Während des Zweiten Weltkriegs diente Nicholas Winton in der Royal Air Force. Nach dem Krieg arbeitete er für die Internationale Flüchtlingsorganisation der Vereinten Nationen und die Internationale Bank für Wiederaufbau und Entwicklung, die heutige Weltbank.
Über die Rettung der Kinder sprach er jahrzehntelang mit niemandem. Nicht einmal seiner Familie erzählte er davon. Erst in den 1980er Jahren stieß seine Frau zufällig auf das Notizbuch, in dem er die Namen der geretteten Kinder festgehalten hatte.
1988 traf Winton in der TV-Sendung “That’s Life” erstmals auf einige der Kinder, die er 50 Jahre zuvor gerettet hatte. Teile dieser bewegenden Begegnungen sind in diesem Video festgehalten:
Nach dem Bekanntwerden seiner Taten wurde Nicholas Winton als “britischer Schindler” gefeiert und vielfach geehrt. Er betonte stets, dass die Transporte ohne die Mithilfe vieler weiterer Freiwilliger nicht möglich gewesen wären.
Nicholas Winton starb am 1. Juli 2015. Er wurde 106 Jahre alt.
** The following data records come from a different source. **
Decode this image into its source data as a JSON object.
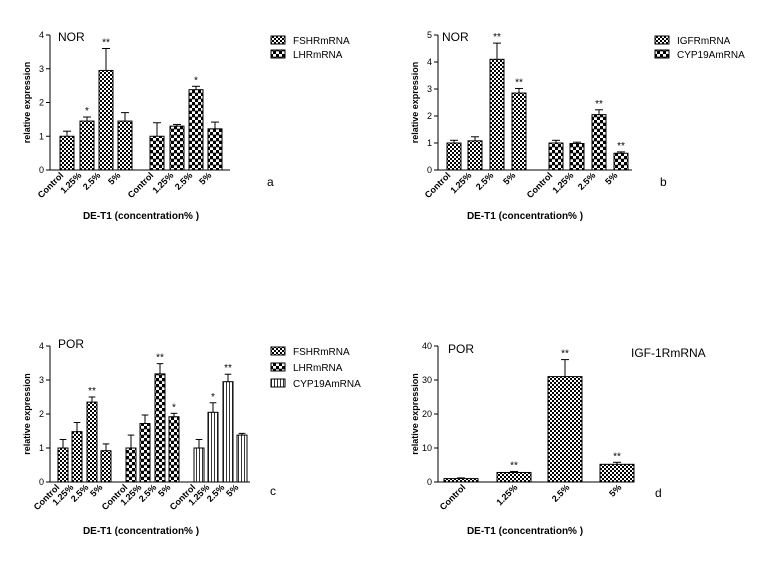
{
  "chart_data": [
    {
      "id": "a",
      "type": "bar",
      "panel_label": "a",
      "tag": "NOR",
      "ylabel": "relative expression",
      "xlabel": "DE-T1  (concentration% )",
      "ylim": [
        0,
        4
      ],
      "yticks": [
        0,
        1,
        2,
        3,
        4
      ],
      "categories": [
        "Control",
        "1.25%",
        "2.5%",
        "5%"
      ],
      "legend_position": "right",
      "series": [
        {
          "name": "FSHRmRNA",
          "pattern": "checker",
          "values": [
            1.0,
            1.45,
            2.95,
            1.45
          ],
          "errors": [
            0.15,
            0.12,
            0.65,
            0.25
          ],
          "sig": [
            "",
            "*",
            "**",
            ""
          ]
        },
        {
          "name": "LHRmRNA",
          "pattern": "brick",
          "values": [
            1.0,
            1.3,
            2.38,
            1.22
          ],
          "errors": [
            0.4,
            0.05,
            0.1,
            0.2
          ],
          "sig": [
            "",
            "",
            "*",
            ""
          ]
        }
      ]
    },
    {
      "id": "b",
      "type": "bar",
      "panel_label": "b",
      "tag": "NOR",
      "ylabel": "relative expression",
      "xlabel": "DE-T1  (concentration% )",
      "ylim": [
        0,
        5
      ],
      "yticks": [
        0,
        1,
        2,
        3,
        4,
        5
      ],
      "categories": [
        "Control",
        "1.25%",
        "2.5%",
        "5%"
      ],
      "legend_position": "right",
      "series": [
        {
          "name": "IGFRmRNA",
          "pattern": "checker",
          "values": [
            1.0,
            1.08,
            4.1,
            2.85
          ],
          "errors": [
            0.1,
            0.15,
            0.6,
            0.17
          ],
          "sig": [
            "",
            "",
            "**",
            "**"
          ]
        },
        {
          "name": "CYP19AmRNA",
          "pattern": "brick",
          "values": [
            1.0,
            0.98,
            2.05,
            0.62
          ],
          "errors": [
            0.1,
            0.05,
            0.18,
            0.05
          ],
          "sig": [
            "",
            "",
            "**",
            "**"
          ]
        }
      ]
    },
    {
      "id": "c",
      "type": "bar",
      "panel_label": "c",
      "tag": "POR",
      "ylabel": "relative expression",
      "xlabel": "DE-T1  (concentration% )",
      "ylim": [
        0,
        4
      ],
      "yticks": [
        0,
        1,
        2,
        3,
        4
      ],
      "categories": [
        "Control",
        "1.25%",
        "2.5%",
        "5%"
      ],
      "legend_position": "right",
      "series": [
        {
          "name": "FSHRmRNA",
          "pattern": "checker",
          "values": [
            1.0,
            1.48,
            2.35,
            0.92
          ],
          "errors": [
            0.25,
            0.27,
            0.15,
            0.2
          ],
          "sig": [
            "",
            "",
            "**",
            ""
          ]
        },
        {
          "name": "LHRmRNA",
          "pattern": "brick",
          "values": [
            1.0,
            1.72,
            3.18,
            1.92
          ],
          "errors": [
            0.38,
            0.25,
            0.3,
            0.1
          ],
          "sig": [
            "",
            "",
            "**",
            "*"
          ]
        },
        {
          "name": "CYP19AmRNA",
          "pattern": "vertical",
          "values": [
            1.0,
            2.05,
            2.95,
            1.38
          ],
          "errors": [
            0.25,
            0.28,
            0.22,
            0.05
          ],
          "sig": [
            "",
            "*",
            "**",
            ""
          ]
        }
      ]
    },
    {
      "id": "d",
      "type": "bar",
      "panel_label": "d",
      "tag": "POR",
      "title": "IGF-1RmRNA",
      "ylabel": "relative expression",
      "xlabel": "DE-T1  (concentration% )",
      "ylim": [
        0,
        40
      ],
      "yticks": [
        0,
        10,
        20,
        30,
        40
      ],
      "categories": [
        "Control",
        "1.25%",
        "2.5%",
        "5%"
      ],
      "series": [
        {
          "pattern": "checker",
          "values": [
            1.0,
            2.8,
            31.0,
            5.2
          ],
          "errors": [
            0.2,
            0.3,
            5.0,
            0.6
          ],
          "sig": [
            "",
            "**",
            "**",
            "**"
          ]
        }
      ]
    }
  ]
}
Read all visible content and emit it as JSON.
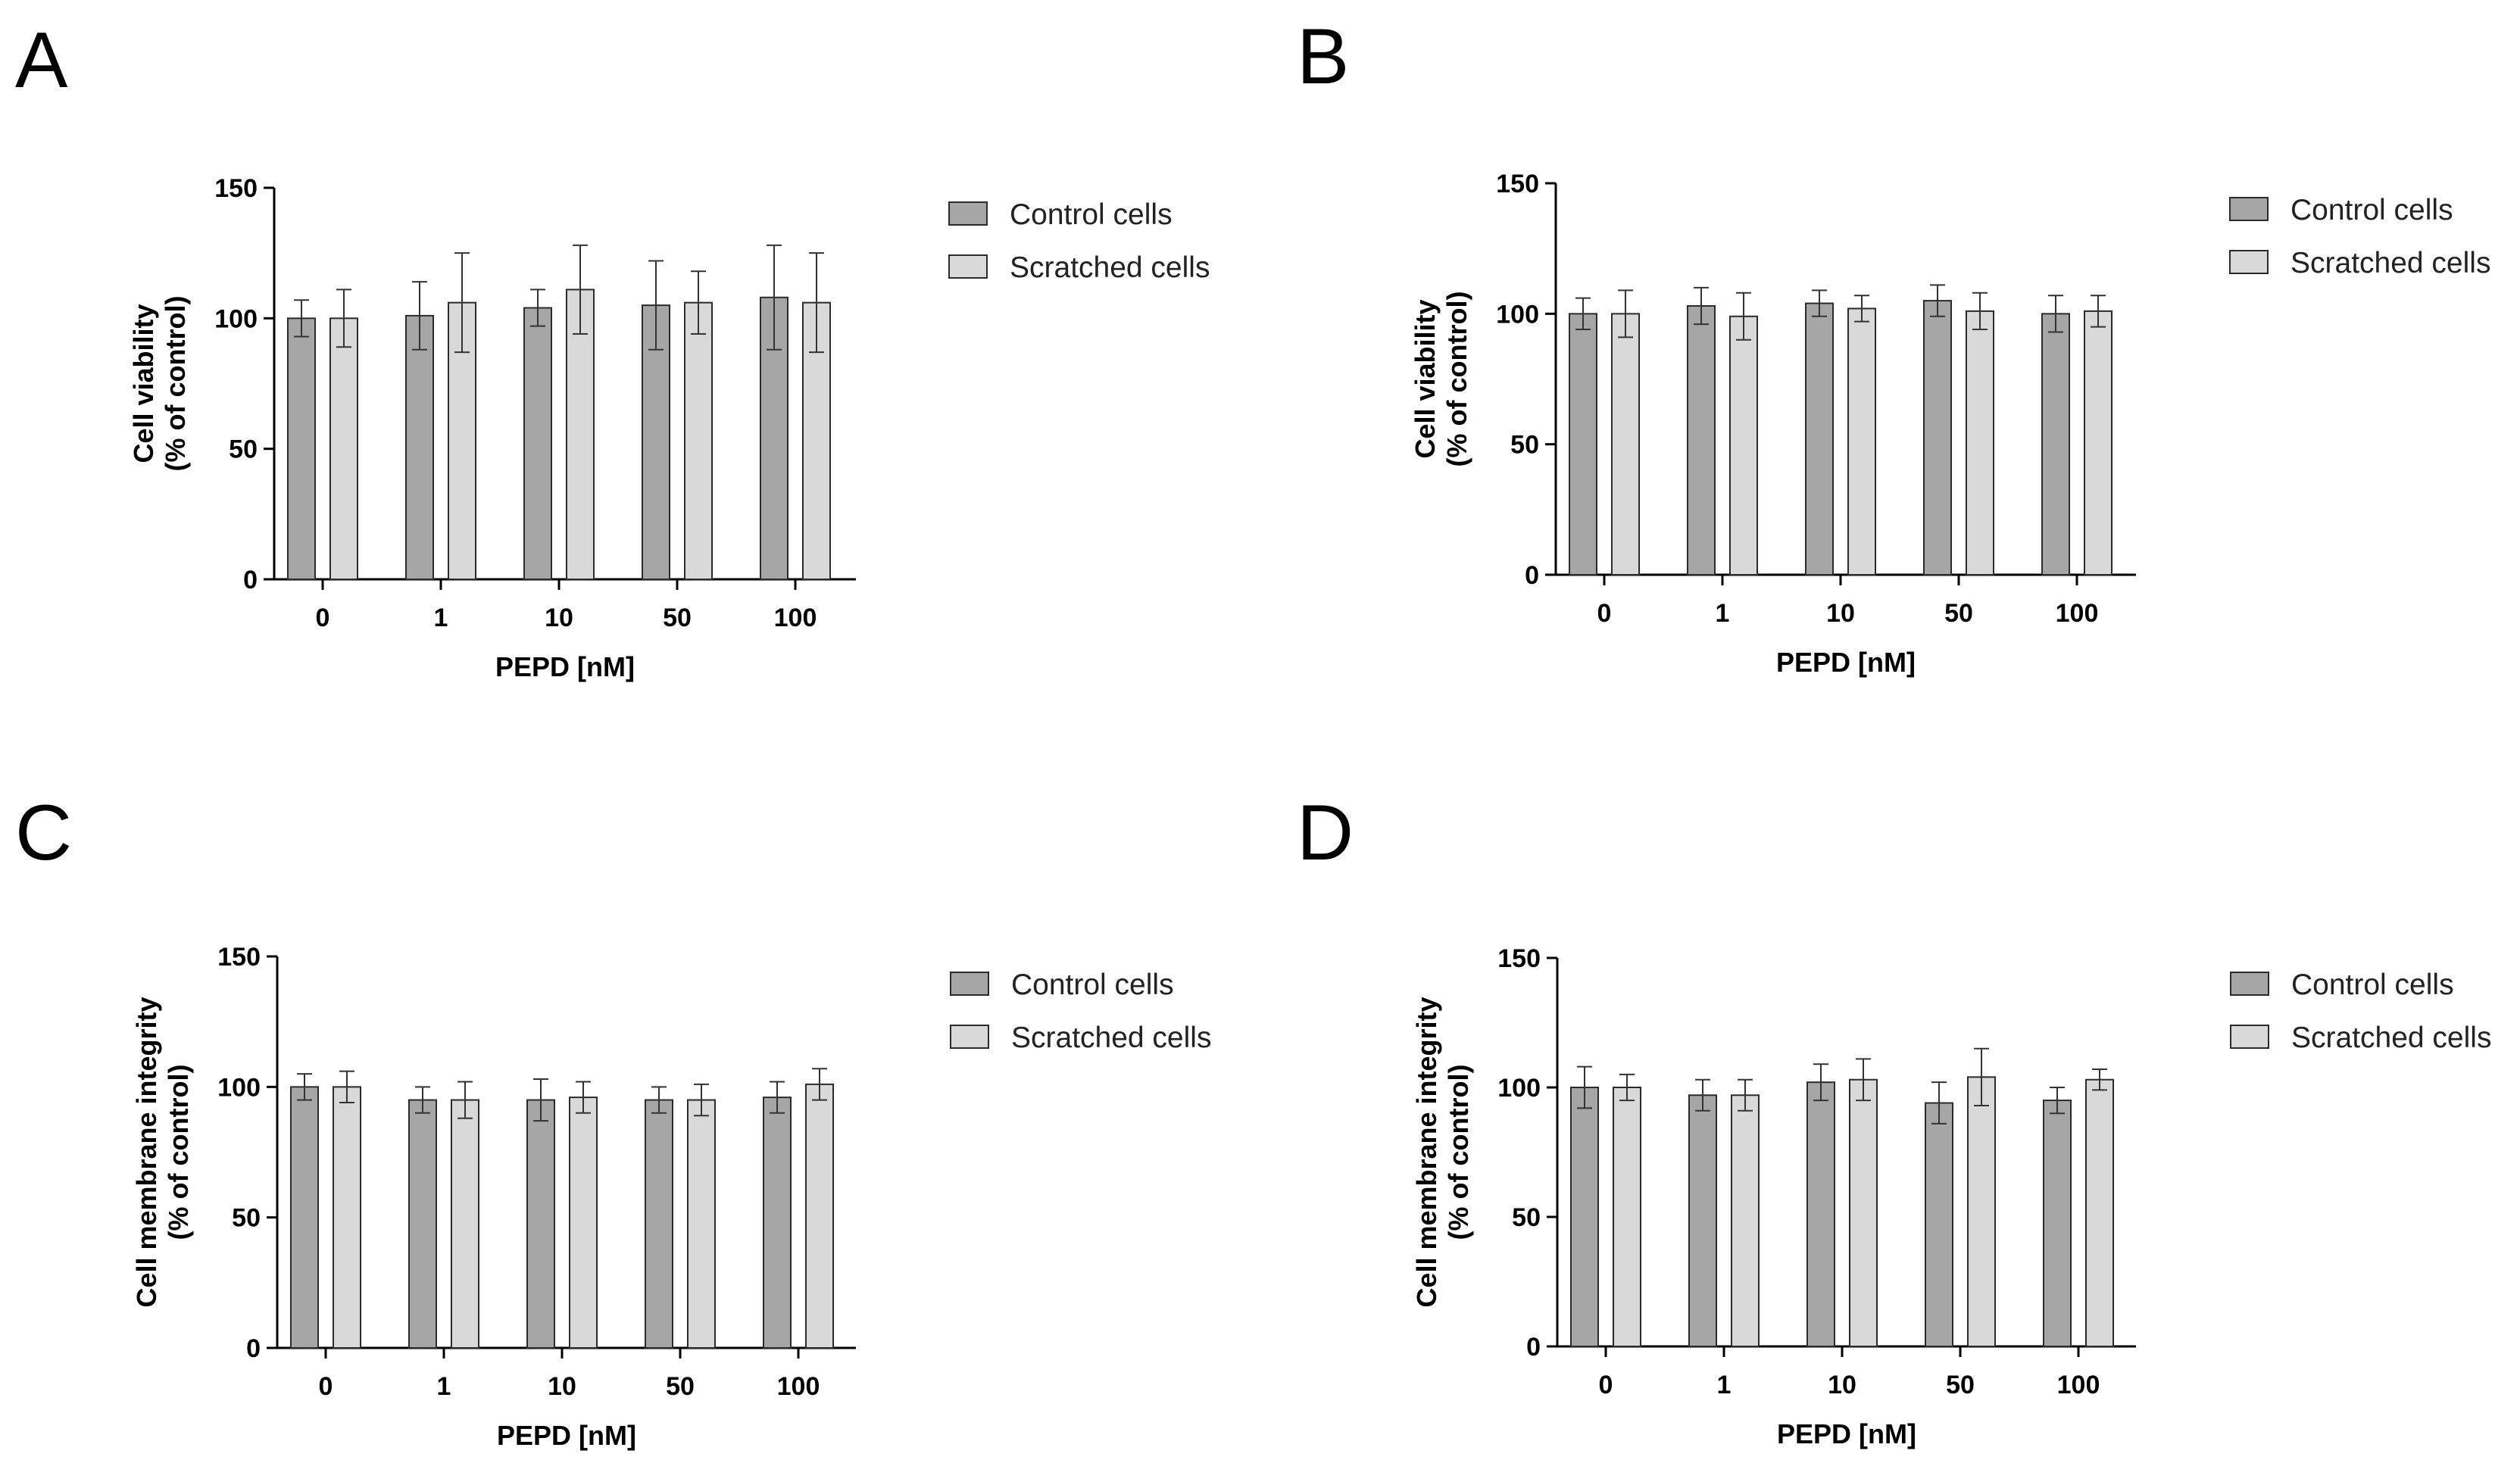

In diesen Aufzeichnungen erzählt Nicholas Winton von seiner Rettungsarbeit. Im letzten Jahr erschien der Film “One Life” mit Anthony Hopkins in der Hauptrolle.
Bis bald!
Euer Leo
Die wichtigsten Quellen:
1. www.nicholaswinton.com
2. Sir Nicholas Winton obituary, The Guardian
3. Obituary: Nicholas Winton, BBC
Dies ist die 88. Ausgabe von Zeitsprung.
Ich kannte die Geschichte, bin aber einmal mehr tief bewegt mit Tränen in den Augen, nachdem ich das Video gesehen habe. Danke, lieber Leo, für deine Arbeit. - Yoschie
Habe es gleich mal an Freunde in London weitergeleitet. Ihr Vater war auch über Kindertransporte nach England gekommen.